Driven by winds and currents, enough of these icebergs could drift southeastward into Prince William Sound and the waterways now used by supertankers ferrying oil south to virtually halt traffic. Explains Coast Guard Captain Ronald Kollmeyer: "When you have literally thousands of icebergs in the shipping lanes, you can't drive an 800-to 900-ft. tanker through that sort of gauntlet." Last August, the glacier's calving increased enough to force closing of the Valdez lanes to night traffic for nearly a week.

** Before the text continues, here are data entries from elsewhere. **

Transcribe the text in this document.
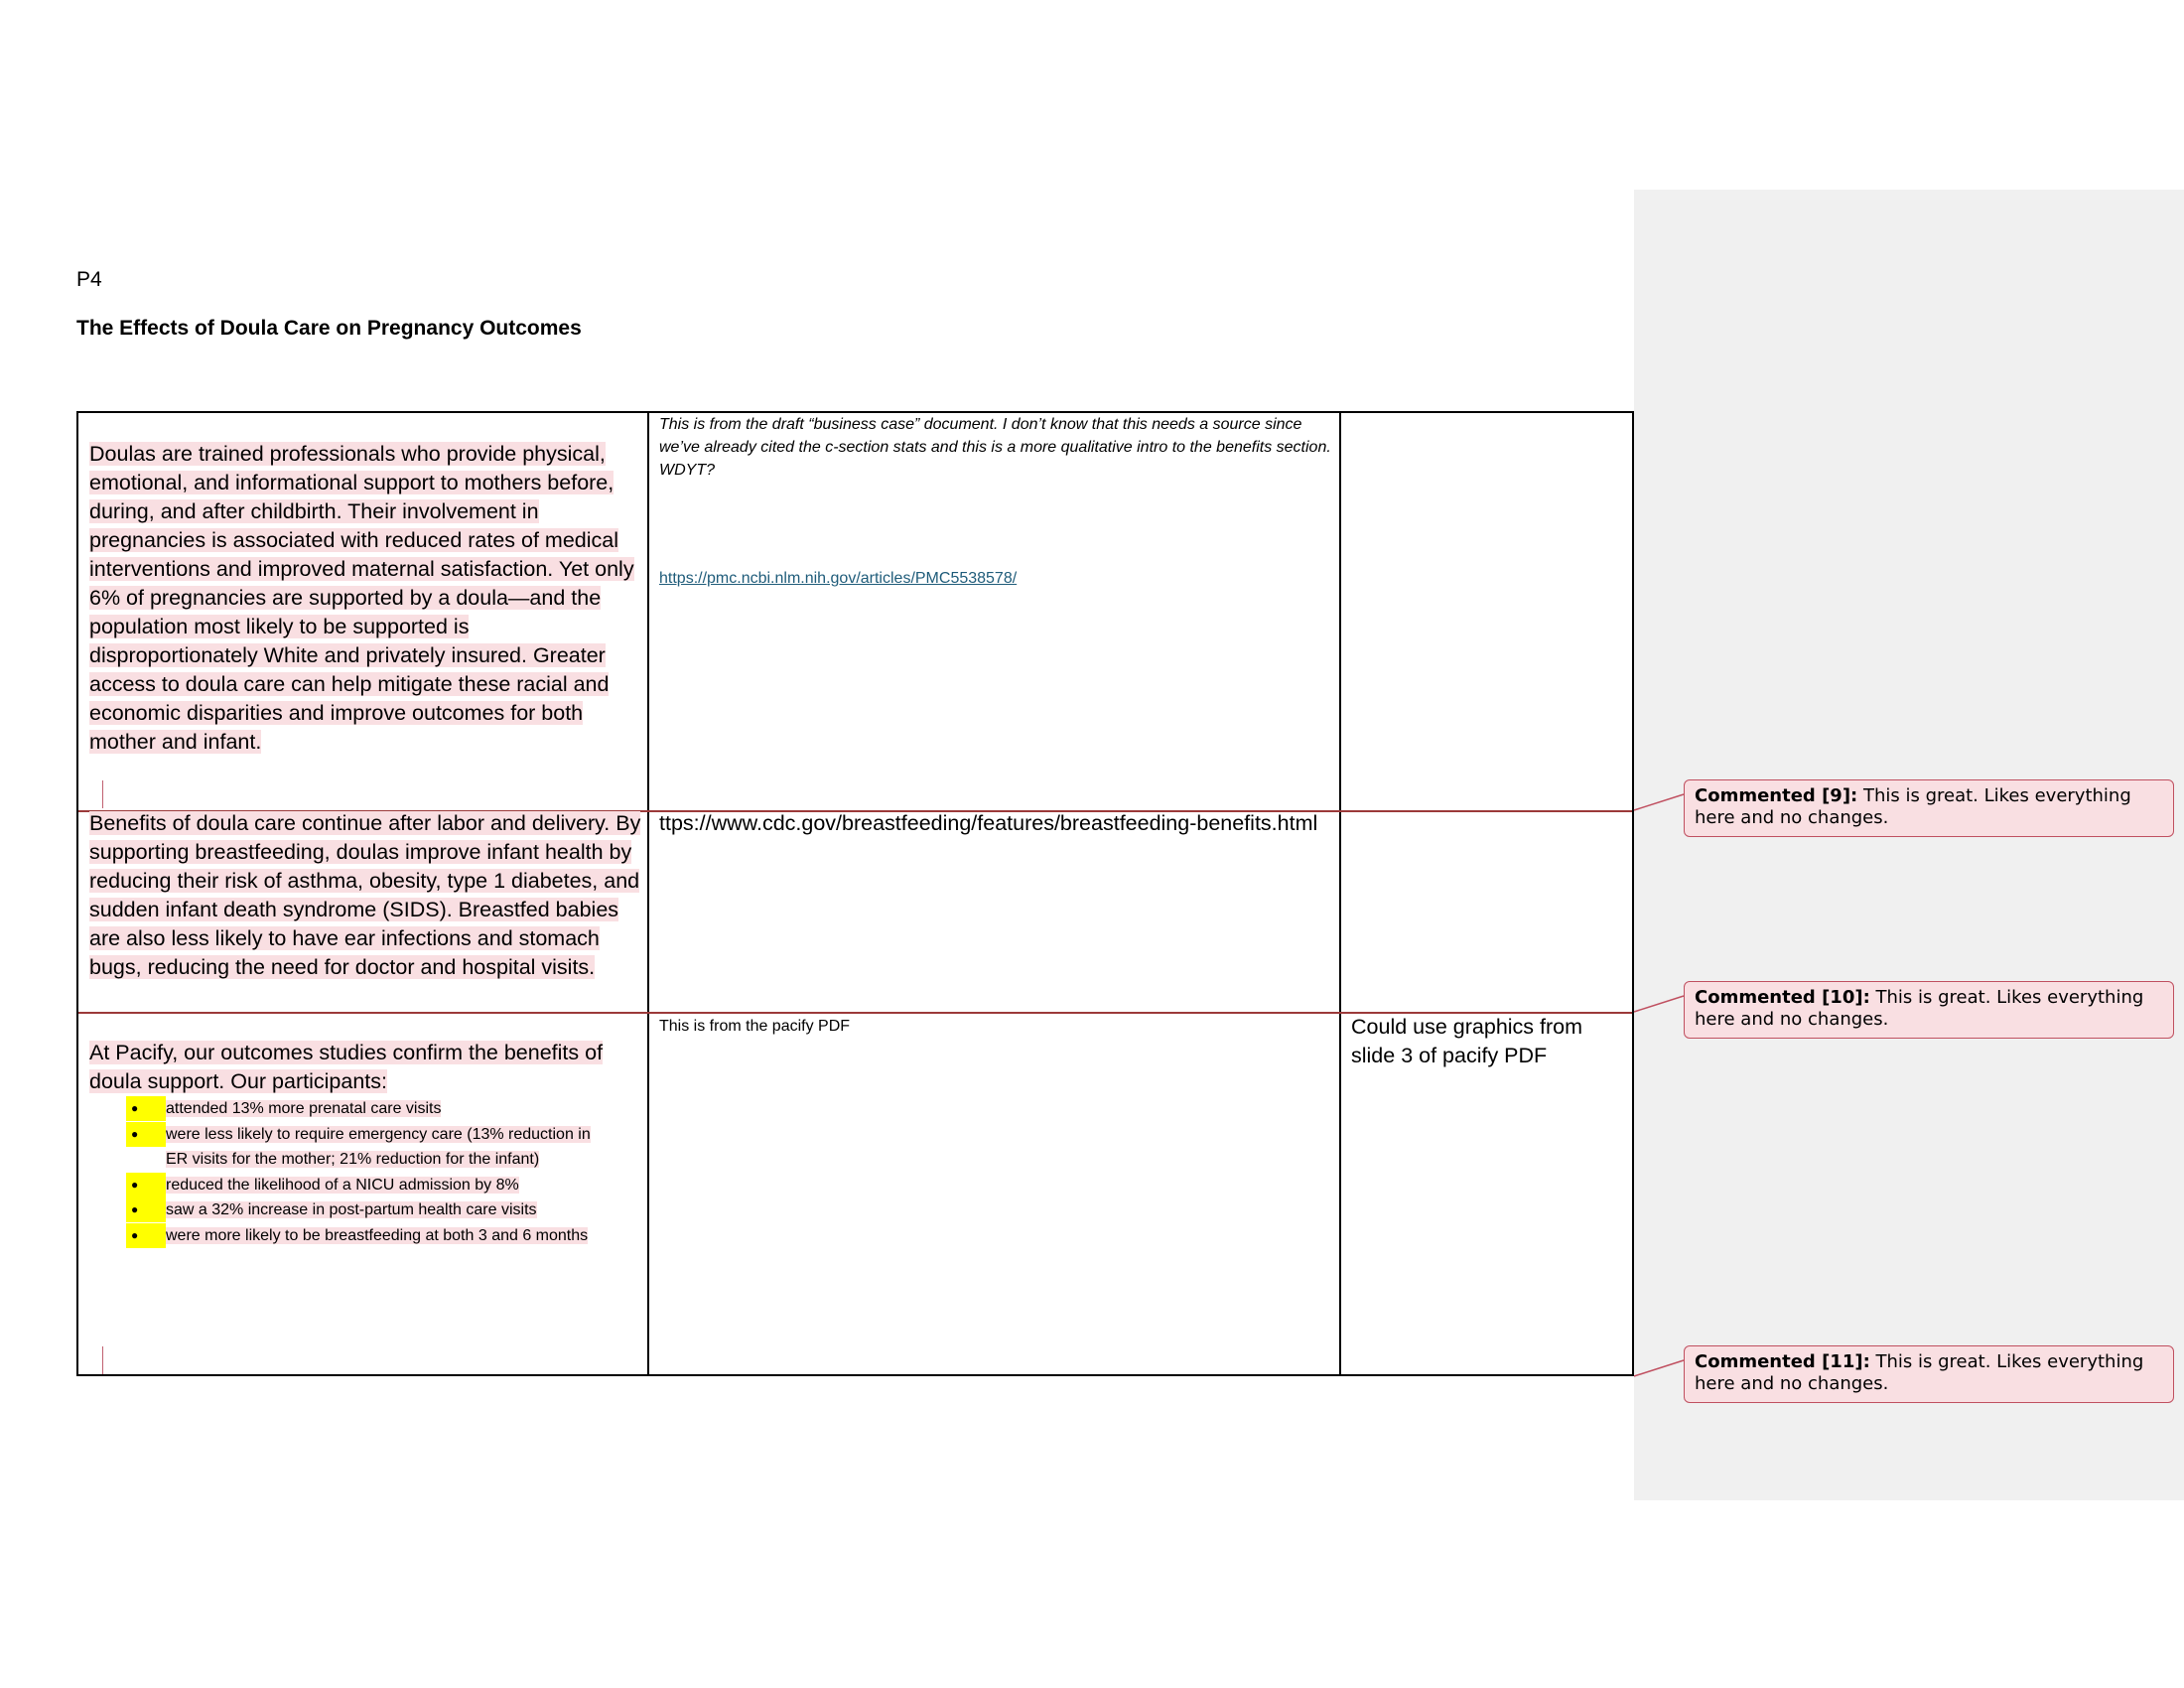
P4
The Effects of Doula Care on Pregnancy Outcomes
Doulas are trained professionals who provide physical, emotional, and informational support to mothers before, during, and after childbirth. Their involvement in pregnancies is associated with reduced rates of medical interventions and improved maternal satisfaction. Yet only 6% of pregnancies are supported by a doula—and the population most likely to be supported is disproportionately White and privately insured. Greater access to doula care can help mitigate these racial and economic disparities and improve outcomes for both mother and infant.
This is from the draft “business case” document. I don’t know that this needs a source since we’ve already cited the c-section stats and this is a more qualitative intro to the benefits section. WDYT?
https://pmc.ncbi.nlm.nih.gov/articles/PMC5538578/
Benefits of doula care continue after labor and delivery. By supporting breastfeeding, doulas improve infant health by reducing their risk of asthma, obesity, type 1 diabetes, and sudden infant death syndrome (SIDS). Breastfed babies are also less likely to have ear infections and stomach bugs, reducing the need for doctor and hospital visits.
ttps://www.cdc.gov/breastfeeding/features/breastfeeding-benefits.html
At Pacify, our outcomes studies confirm the benefits of doula support. Our participants:
●
attended 13% more prenatal care visits
●
were less likely to require emergency care (13% reduction in ER visits for the mother; 21% reduction for the infant)
●
reduced the likelihood of a NICU admission by 8%
●
saw a 32% increase in post-partum health care visits
●
were more likely to be breastfeeding at both 3 and 6 months
This is from the pacify PDF	Could use graphics from slide 3 of pacify PDF
Commented [9]: This is great. Likes everything here and no changes.
Commented [10]: This is great. Likes everything here and no changes.
Commented [11]: This is great. Likes everything here and no changes.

To avoid more serious shutdowns if the glacier retreats, the Coast Guard has been considering a number of alternatives. One proposal, to build a powerful radar station near Valdez to monitor icebergs, would require large amounts of money before geologists can confirm that the glacier is indeed retreating. Also, most icebergs calved by Columbia Glacier are "growlers" (20-ft.-wide slabs of ice that rise less than four feet above the water line) and somewhat larger "bergy bits" that are not easily picked up by radar. Another idea is to tow bergs out of the shipping lanes. But both solutions would be impractical if thousands of icebergs moved into the lanes.

What appears to be the most promising solution may also be the simplest: a cable of thick nylon strands would be strung across a 3.1-mile-wide passage near the glacier to block outbound icebergs. Similar barriers already help keep Greenland harbors free of drifting bergs. A feasibility study directed by Kollmeyer concluded that 20 men could put the cable in place within 40 days after the glacier's retreat is confirmed. Estimated cost: $31.1 million. Declares Don Ryan, a marine safety specialist for the Coast Guard: "So far, no one has suggested that our study is wrong or that the barrier approach won't hold water." Or ice.

While the Coast Guard watches Alaska's "growlers," British scientists are tracking something bigger: a 768-sq.-mi. Antarctic iceberg adrift in the South Atlantic and heading slowly for Africa. But the penguin-inhabited berg, 36 times the size of Bermuda, poses no threat to shipping; it should break up and melt as it hits warmer waters.